Giampiero Vitali

Personal information
- Date of birth: 1 August 1940
- Place of birth: Milan, Italy
- Date of death: 20 May 2001 (aged 60)
- Place of death: Milan, Italy
- Height: 1.76 m (5 ft 9 in)
- Position(s): defender

Senior career*
- Years: Team / Apps / (Gls)
- 1959–1962: Fanfulla / 44 / (3)
- 1962–1964: Triestina / 70 / (4)
- 1964–1966: Lazio / 46 / (2)
- 1966–1967: Fiorentina / 17 / (0)
- 1967–1968: Brescia / 18 / (0)
- 1968–1969: S.P.A.L. / 20 / (2)
- 1969–1976: Massese / 245 / (25)

Managerial career
- 1975–1976: Massese (assistant)
- 1977–1978: Empoli
- 1978: Pisa
- 1979–1981: Lucchese
- 1982–1983: Empoli
- 1983–1984: Perugia
- 1984–1985: Varese
- 1985–1986: Sambenedettese
- 1987: Campobasso
- 1987–1989: Parma
- 1989: Como
- 1991: Empoli
- 1991–1992: Taranto
- 1993–1994: Modena
- 1995: Palermo
- 1996: Pistoiese
- 1997: Palermo
- 1997–2000: Carrarese (technical director)
- 1998: Carrarese (caretaker)

= Giampiero Vitali =

Italian footballer and manager (1940–2001)

Giampiero Vitali (1 August 1940 — 20 May 2001) was an Italian football defender and later manager.
He died in 2001, aged 60, due to an incurable disease.

Overall, as a player, he scored 81 appearances and 2 goals in Serie A with Lazio, Fiorentina and Brescia, 124 appearances and 9 goals in Serie B with Triestina, SPAL and Massese, 255 appearances and 25 goals in Serie C with Fanfulla and Massese.
With Massese he obtained a promotion from Serie C to Serie B, still setting the record for matches played in the league with 245 appearances.

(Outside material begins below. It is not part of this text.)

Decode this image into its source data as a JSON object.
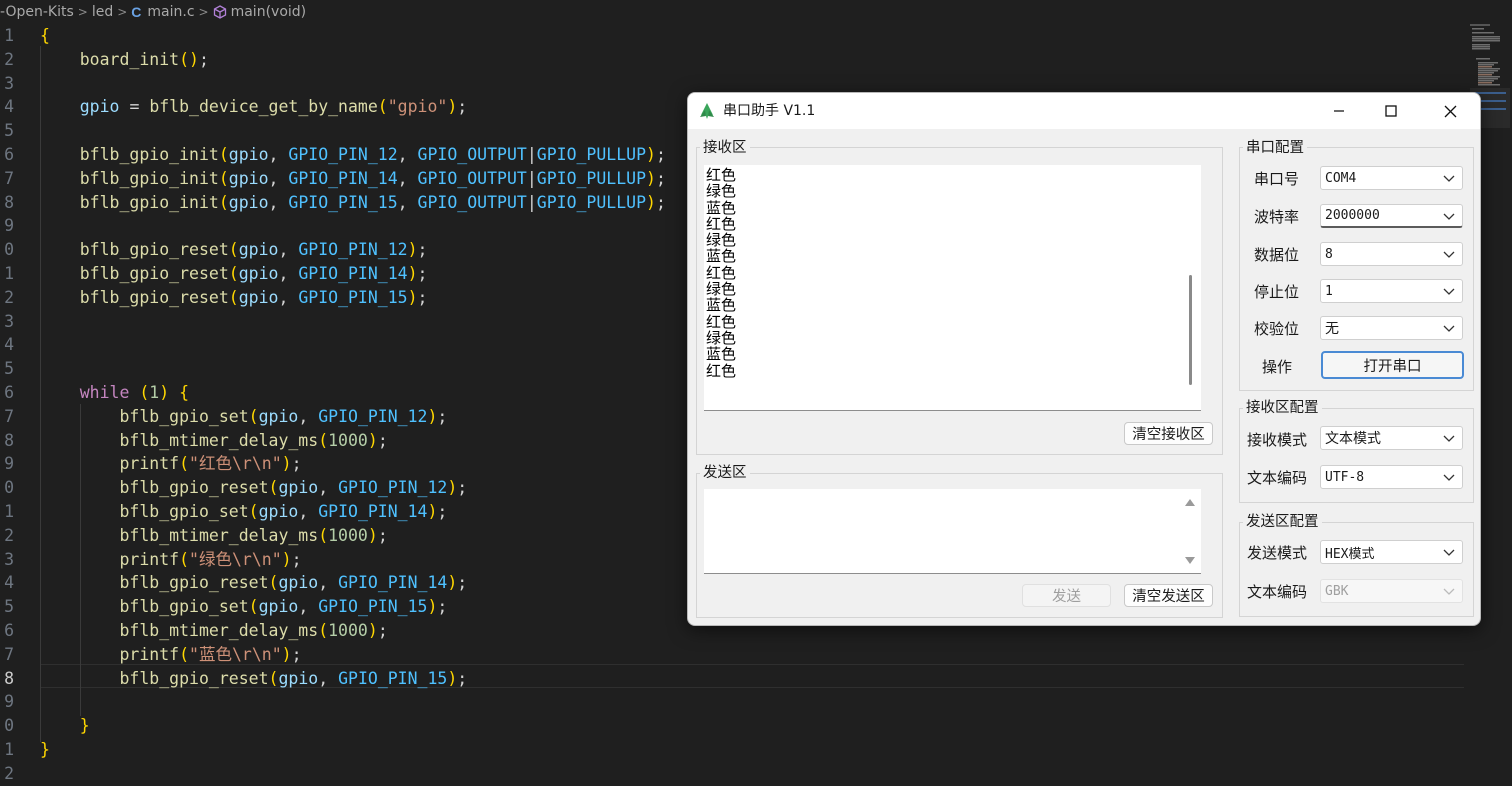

When he ceased playing sports, he had twenty years of experience as a coach (to his credit 13 Serie B championships), leading, among other things, Parma for two seasons before the advent of Nevio Scala and Palermo twice. He obtained one admission to the new Serie C1 championship with Empoli (1977-1978 season), a promotion from Serie C1 to Serie B in 1982-1983 always at the lead of Empoli and ended his career at Carrara, in Serie C1, season 1997-1998, when hired as Technical Director, the management asked him to return to coaching (with the team relegated to the last place in the standings), managing to save the Tuscans.

In total, as a professional coach, he directed 539 matches in the league, of which 317 in Serie B, 154 in Serie C1 and 68 in Serie C2.
Since 2001, the year of his death, a sporting event has been organized annually in Tuscany in memory of him, which attracts great personalities from the world of sport.

In 2020 the Stadio degli Oliveti in Massa was named after him.